Posts Tagged entity extraction
Let’s say you have a block of text – perhaps a tweet or a web page from a music review site. If you want to find out if the text mentions a particular artist such as Weezer, it is a pretty straightforward task: Just search through the text for the artist name and all the variants and aliases for that artist. It is pretty easy.
What is harder is trying to figure out if any artists are mentioned in a block of text, and if so, which ones. Since there are millions of artists, each with their own set of aliases and variants, the simple search that we use to find ‘Weezer’ in a tweet doesn’t work so well. The fact that many artist names are also common words adds to the difficulty.
Luckily I work with a bunch of really smart folks at The Echo Nest who’ve already had to solve this problem in order to make The Echo Nest work. Over on the Echo Nest blog, there’s a nifty description of the problem of artist name identification and extraction and an announcement of the release of a new (and very much beta) API called artist/extract that will expose some of this functionality to application developers that use our APIs.
This morning I spent a few minutes and created a little web app that lets you play with the artist/extract API. Here’s a screenshot:
In this example I’ve typed in the text:
I like Deerhoof, and Emerson, Lake and Palmer. I don’t like Coldplay, or Justin Bieber. GNR is OK. Go try it yourself!
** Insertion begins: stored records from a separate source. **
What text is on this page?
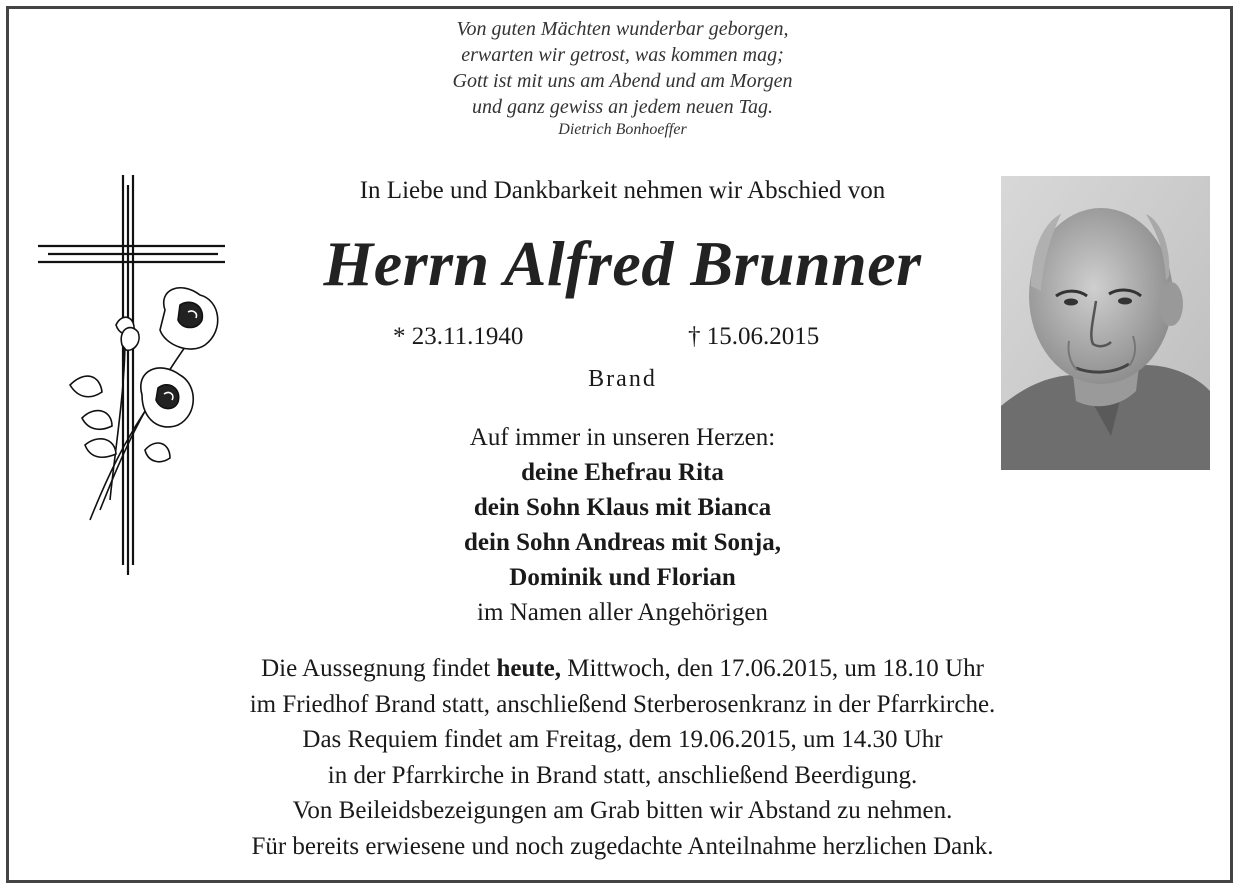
Von guten Mächten wunderbar geborgen,
erwarten wir getrost, was kommen mag;
Gott ist mit uns am Abend und am Morgen
und ganz gewiss an jedem neuen Tag.
Dietrich Bonhoeffer
In Liebe und Dankbarkeit nehmen wir Abschied von
Herrn Alfred Brunner
* 23.11.1940	† 15.06.2015
Brand
Auf immer in unseren Herzen:
deine Ehefrau Rita
dein Sohn Klaus mit Bianca
dein Sohn Andreas mit Sonja,
Dominik und Florian
im Namen aller Angehörigen
Die Aussegnung findet heute, Mittwoch, den 17.06.2015, um 18.10 Uhr
im Friedhof Brand statt, anschließend Sterberosenkranz in der Pfarrkirche.
Das Requiem findet am Freitag, dem 19.06.2015, um 14.30 Uhr
in der Pfarrkirche in Brand statt, anschließend Beerdigung.
Von Beileidsbezeigungen am Grab bitten wir Abstand zu nehmen.
Für bereits erwiesene und noch zugedachte Anteilnahme herzlichen Dank.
You can see that it found Deerhoof and Coldplay, (easy enough), and a spelling variant of Emerson, Lake & Palmer. It also recognized GNR as two bands – GNR (a Portuguese rock band), and as a nickname for Guns N’ Roses. Also notice that it didn’t get confused by the mention of ‘ OK. Go’ that is embedded in there. The extractor is not always perfect – it tries hard to avoid confusing artists with regular English words (since just about every English word is a band name), so it will rely on letter case and other hints to try to separate real artist mentions from accidental ones.
The artist extractor is very much a beta api so it may be a bit unsteady on its feet and may sometimes not work as you’d expect it to. Nevertheless, it is a nifty bit of music data infrastructure that will help us understand better who is talking about what artists.